Cancer refers to a group of diseases wherein a mass or tumor of undifferentiated cells that grow unregulatedly and unlimitedly is formed in tissues. By infiltrating into and destroying nearby normal tissues or organs and metastasizing from the primary site a new site in other tissues or organs, it can ultimately take the life of an organism.
For decades, a lot of nanomaterials and drugs have been attempted as contrast agents targeting cancer cells or targeted drug delivery systems. Among them, the ‘active targeting system’ based on the genetic information of cancer cells has provided an insight for remarkable cancer cell targeting efficiency. However, the currently achievable cancer cell targeting efficiency is still limited and there are many obstacles in improving the targeting efficiency. In particular, the current active targeting strategy based on genetic information has intrinsic limitations because the receptors present on the cancer cell surface are restricted in their type or amount. In addition, the heterogeneity of cancer cells makes the situation even more complicated due to various mutations of the cancer cells that express receptors of different types and amounts. This heterogeneity is observed even within the tumor cells of the same tissue. As a result, many nanomaterials and drugs targeting the receptors present on the cancer cell surface can be easily saturated with the receptors and this leads to decreased efficiency of targeted imaging or targeted drug delivery.

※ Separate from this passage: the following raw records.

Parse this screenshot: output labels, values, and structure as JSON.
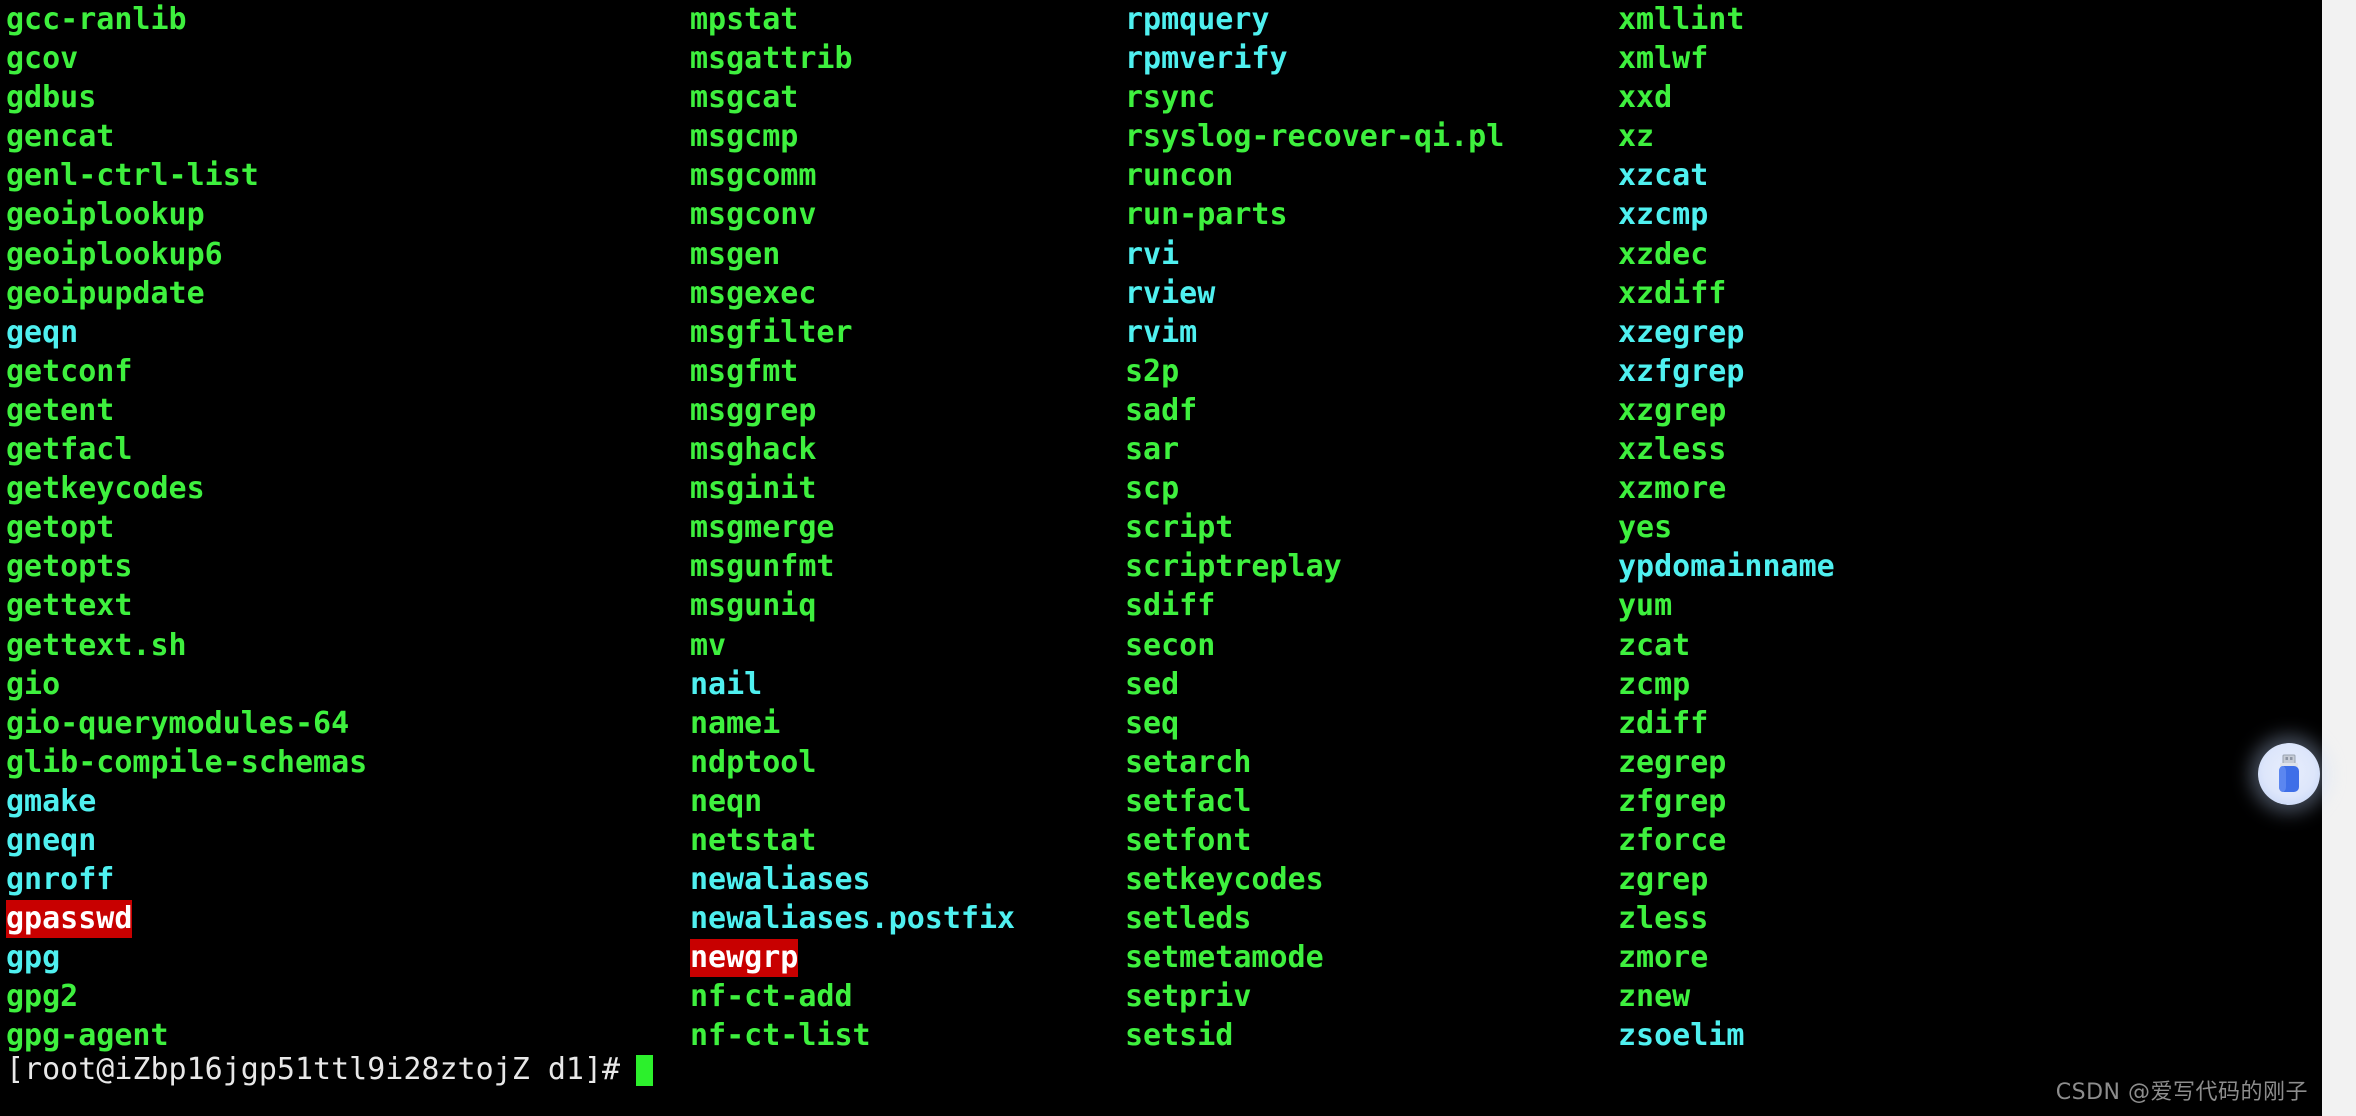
{
  "terminal": {
    "background_color": "#000000",
    "text_color_executable": "#3ef03e",
    "text_color_symlink": "#4ff0f0",
    "highlight_background": "#c80000",
    "highlight_text": "#ffffff",
    "cursor_color": "#2cf02c",
    "prompt": "[root@iZbp16jgp51ttl9i28ztojZ d1]#",
    "cursor": "block-cursor"
  },
  "columns": [
    {
      "entries": [
        {
          "name": "gcc-ranlib",
          "style": "green"
        },
        {
          "name": "gcov",
          "style": "green"
        },
        {
          "name": "gdbus",
          "style": "green"
        },
        {
          "name": "gencat",
          "style": "green"
        },
        {
          "name": "genl-ctrl-list",
          "style": "green"
        },
        {
          "name": "geoiplookup",
          "style": "green"
        },
        {
          "name": "geoiplookup6",
          "style": "green"
        },
        {
          "name": "geoipupdate",
          "style": "green"
        },
        {
          "name": "geqn",
          "style": "cyan"
        },
        {
          "name": "getconf",
          "style": "green"
        },
        {
          "name": "getent",
          "style": "green"
        },
        {
          "name": "getfacl",
          "style": "green"
        },
        {
          "name": "getkeycodes",
          "style": "green"
        },
        {
          "name": "getopt",
          "style": "green"
        },
        {
          "name": "getopts",
          "style": "green"
        },
        {
          "name": "gettext",
          "style": "green"
        },
        {
          "name": "gettext.sh",
          "style": "green"
        },
        {
          "name": "gio",
          "style": "green"
        },
        {
          "name": "gio-querymodules-64",
          "style": "green"
        },
        {
          "name": "glib-compile-schemas",
          "style": "green"
        },
        {
          "name": "gmake",
          "style": "cyan"
        },
        {
          "name": "gneqn",
          "style": "cyan"
        },
        {
          "name": "gnroff",
          "style": "cyan"
        },
        {
          "name": "gpasswd",
          "style": "highlight"
        },
        {
          "name": "gpg",
          "style": "cyan"
        },
        {
          "name": "gpg2",
          "style": "green"
        },
        {
          "name": "gpg-agent",
          "style": "green"
        }
      ]
    },
    {
      "entries": [
        {
          "name": "mpstat",
          "style": "green"
        },
        {
          "name": "msgattrib",
          "style": "green"
        },
        {
          "name": "msgcat",
          "style": "green"
        },
        {
          "name": "msgcmp",
          "style": "green"
        },
        {
          "name": "msgcomm",
          "style": "green"
        },
        {
          "name": "msgconv",
          "style": "green"
        },
        {
          "name": "msgen",
          "style": "green"
        },
        {
          "name": "msgexec",
          "style": "green"
        },
        {
          "name": "msgfilter",
          "style": "green"
        },
        {
          "name": "msgfmt",
          "style": "green"
        },
        {
          "name": "msggrep",
          "style": "green"
        },
        {
          "name": "msghack",
          "style": "green"
        },
        {
          "name": "msginit",
          "style": "green"
        },
        {
          "name": "msgmerge",
          "style": "green"
        },
        {
          "name": "msgunfmt",
          "style": "green"
        },
        {
          "name": "msguniq",
          "style": "green"
        },
        {
          "name": "mv",
          "style": "green"
        },
        {
          "name": "nail",
          "style": "cyan"
        },
        {
          "name": "namei",
          "style": "green"
        },
        {
          "name": "ndptool",
          "style": "green"
        },
        {
          "name": "neqn",
          "style": "green"
        },
        {
          "name": "netstat",
          "style": "green"
        },
        {
          "name": "newaliases",
          "style": "cyan"
        },
        {
          "name": "newaliases.postfix",
          "style": "cyan"
        },
        {
          "name": "newgrp",
          "style": "highlight"
        },
        {
          "name": "nf-ct-add",
          "style": "green"
        },
        {
          "name": "nf-ct-list",
          "style": "green"
        }
      ]
    },
    {
      "entries": [
        {
          "name": "rpmquery",
          "style": "cyan"
        },
        {
          "name": "rpmverify",
          "style": "cyan"
        },
        {
          "name": "rsync",
          "style": "green"
        },
        {
          "name": "rsyslog-recover-qi.pl",
          "style": "green"
        },
        {
          "name": "runcon",
          "style": "green"
        },
        {
          "name": "run-parts",
          "style": "green"
        },
        {
          "name": "rvi",
          "style": "cyan"
        },
        {
          "name": "rview",
          "style": "cyan"
        },
        {
          "name": "rvim",
          "style": "cyan"
        },
        {
          "name": "s2p",
          "style": "green"
        },
        {
          "name": "sadf",
          "style": "green"
        },
        {
          "name": "sar",
          "style": "green"
        },
        {
          "name": "scp",
          "style": "green"
        },
        {
          "name": "script",
          "style": "green"
        },
        {
          "name": "scriptreplay",
          "style": "green"
        },
        {
          "name": "sdiff",
          "style": "green"
        },
        {
          "name": "secon",
          "style": "green"
        },
        {
          "name": "sed",
          "style": "green"
        },
        {
          "name": "seq",
          "style": "green"
        },
        {
          "name": "setarch",
          "style": "green"
        },
        {
          "name": "setfacl",
          "style": "green"
        },
        {
          "name": "setfont",
          "style": "green"
        },
        {
          "name": "setkeycodes",
          "style": "green"
        },
        {
          "name": "setleds",
          "style": "green"
        },
        {
          "name": "setmetamode",
          "style": "green"
        },
        {
          "name": "setpriv",
          "style": "green"
        },
        {
          "name": "setsid",
          "style": "green"
        }
      ]
    },
    {
      "entries": [
        {
          "name": "xmllint",
          "style": "green"
        },
        {
          "name": "xmlwf",
          "style": "green"
        },
        {
          "name": "xxd",
          "style": "green"
        },
        {
          "name": "xz",
          "style": "green"
        },
        {
          "name": "xzcat",
          "style": "cyan"
        },
        {
          "name": "xzcmp",
          "style": "cyan"
        },
        {
          "name": "xzdec",
          "style": "green"
        },
        {
          "name": "xzdiff",
          "style": "green"
        },
        {
          "name": "xzegrep",
          "style": "cyan"
        },
        {
          "name": "xzfgrep",
          "style": "cyan"
        },
        {
          "name": "xzgrep",
          "style": "green"
        },
        {
          "name": "xzless",
          "style": "green"
        },
        {
          "name": "xzmore",
          "style": "green"
        },
        {
          "name": "yes",
          "style": "green"
        },
        {
          "name": "ypdomainname",
          "style": "cyan"
        },
        {
          "name": "yum",
          "style": "green"
        },
        {
          "name": "zcat",
          "style": "green"
        },
        {
          "name": "zcmp",
          "style": "green"
        },
        {
          "name": "zdiff",
          "style": "green"
        },
        {
          "name": "zegrep",
          "style": "green"
        },
        {
          "name": "zfgrep",
          "style": "green"
        },
        {
          "name": "zforce",
          "style": "green"
        },
        {
          "name": "zgrep",
          "style": "green"
        },
        {
          "name": "zless",
          "style": "green"
        },
        {
          "name": "zmore",
          "style": "green"
        },
        {
          "name": "znew",
          "style": "green"
        },
        {
          "name": "zsoelim",
          "style": "cyan"
        }
      ]
    }
  ],
  "floating_widget": {
    "icon": "usb-drive-icon",
    "label": ""
  },
  "watermark": {
    "text": "CSDN @爱写代码的刚子"
  }
}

Therefore, if targetable chemical groups can be introduced into cancer tissues containing heterogeneous cancer cells, they can be used as artificial active targeting sites for delivery of nanomaterials. This is expected to be a solution for overcoming the heterogeneity of cancer cells.
Recently, Bertozzi et al. developed a metabolite cleaved by the prostate-specific antigen protease and demonstrated the introduction of azide groups into cancer cells in vitro. However, they did not present an in-vivo experiment result (non-patent document 1).
Cathepsin B is one of cysteine proteases. Increased amount of its mRNA as compared to normal cells is reported in human-derived prostate cancer cells (non-patent document 2), colorectal cancer cells (non-patent document 3), glioma cells (non-patent document 4) and melanoma cells (non-patent document 5). Also, increased expression and activity of the enzyme is reported in breast cancer, colon cancer, esophageal cancer, stomach cancer, lung cancer, uterine cancer and thyroid cancer (non-patent document 6). In particular, increased expression of cathepsin B is reported in metastatic cancer (non-patent documents 7 and 8).